Our recent work on the molecular pharmacology of ESR1 mutants led to the rediscovery of the SERM lasofoxifene (Fablyn™) as a breast cancer therapeutic [7]. The enabling intellectual property was licensed by Duke to Sermonix and this drug is now in Phase III clinical trial(s) (ELAINE: NCT03781063).

Our continued work in this area is exploring new chemical scaffolds upon which to build new classes of ER modulators [8, 9]. We also have an interest in defining the specific coregulators that are utilized by ER in regulating different aspects of ER biology and with this knowledge we believe that it will be possible to prospectively identify process selective ER modulators.

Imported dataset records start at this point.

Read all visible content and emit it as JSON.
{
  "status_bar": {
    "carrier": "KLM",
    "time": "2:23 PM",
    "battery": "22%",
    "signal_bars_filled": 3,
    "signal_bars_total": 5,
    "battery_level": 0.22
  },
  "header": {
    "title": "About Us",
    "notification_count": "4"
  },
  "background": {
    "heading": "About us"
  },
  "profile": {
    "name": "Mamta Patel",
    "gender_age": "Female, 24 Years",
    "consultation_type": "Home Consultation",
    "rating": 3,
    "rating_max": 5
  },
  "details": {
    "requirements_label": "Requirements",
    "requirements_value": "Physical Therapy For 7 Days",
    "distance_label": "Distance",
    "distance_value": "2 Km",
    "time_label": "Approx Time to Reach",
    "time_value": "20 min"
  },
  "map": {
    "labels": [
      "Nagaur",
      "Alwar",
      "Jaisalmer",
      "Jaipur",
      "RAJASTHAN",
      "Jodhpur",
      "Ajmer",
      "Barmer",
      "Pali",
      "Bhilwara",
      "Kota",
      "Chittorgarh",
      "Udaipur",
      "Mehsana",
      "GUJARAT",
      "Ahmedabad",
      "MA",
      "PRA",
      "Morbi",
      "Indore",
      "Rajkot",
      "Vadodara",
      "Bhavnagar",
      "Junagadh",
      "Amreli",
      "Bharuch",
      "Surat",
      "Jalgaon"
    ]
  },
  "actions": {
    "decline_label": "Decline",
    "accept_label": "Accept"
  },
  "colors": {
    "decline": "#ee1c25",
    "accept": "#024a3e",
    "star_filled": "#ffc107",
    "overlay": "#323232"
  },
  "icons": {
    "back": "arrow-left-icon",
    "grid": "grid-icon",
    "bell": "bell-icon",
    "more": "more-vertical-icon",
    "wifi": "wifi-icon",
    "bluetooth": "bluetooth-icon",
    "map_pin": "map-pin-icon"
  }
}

Conflict of interest statement:  Duke University has and may continue to receive income from Radius Health and Sermonix from licensing of intellectual property covering the use of elacestrant and lasofoxifene for use in cancer (license fees, milestones, royalties, and equity). In accordance with the Duke revenue sharing policy members of the McDonnell laboratory stand to benefit financially.

Key References

1.         McDonnell, D.P., et al., Analysis of estrogen receptor function in vitro reveals three distinct classes of antiestrogens. Mol Endocrinol, 1995. 9(6): p. 659-69.

2.         Norris, J.D., et al., Peptide antagonists of the human estrogen receptor. Science, 1999. 285(5428): p. 744-6.

3.         Connor, C.E., et al., Circumventing tamoxifen resistance in breast cancers using antiestrogens that induce unique conformational changes in the estrogen receptor. Cancer Res, 2001. 61(7): p. 2917-22.

4.         Wijayaratne, A.L., et al., Comparative analyses of mechanistic differences among antiestrogens. Endocrinology, 1999. 140(12): p. 5828-40.

5.         Wu, Y.L., et al., Structural basis for an unexpected mode of SERM-mediated ER antagonism. Mol Cell, 2005. 18(4): p. 413-24.

6.         Wardell, S.E., et al., Evaluation of the pharmacological activities of RAD1901, a selective estrogen receptor degrader. Endocr Relat Cancer, 2015. 22(5): p. 713-24.

7.         Andreano, K.J., et al., The Dysregulated Pharmacology of Clinically Relevant ESR1 Mutants is Normalized by Ligand-activated WT Receptor. Mol Cancer Ther, 2020. 19(7): p. 1395-1405.

8.         Reddy Sammeta, V., et al., Structural Determinants of the Binding and Activation of Estrogen Receptor α by Phenolic Thieno[2,3-d]pyrimidines. Helvetica Chimica Acta. e202300097.

9.         Sammeta, V.R., et al., A New Chemotype of Chemically Tractable Nonsteroidal Estrogens Based on a Thieno[2,3-d]pyrimidine Core. ACS Medicinal Chemistry Letters, 2022. 13(7): p. 1151-1158.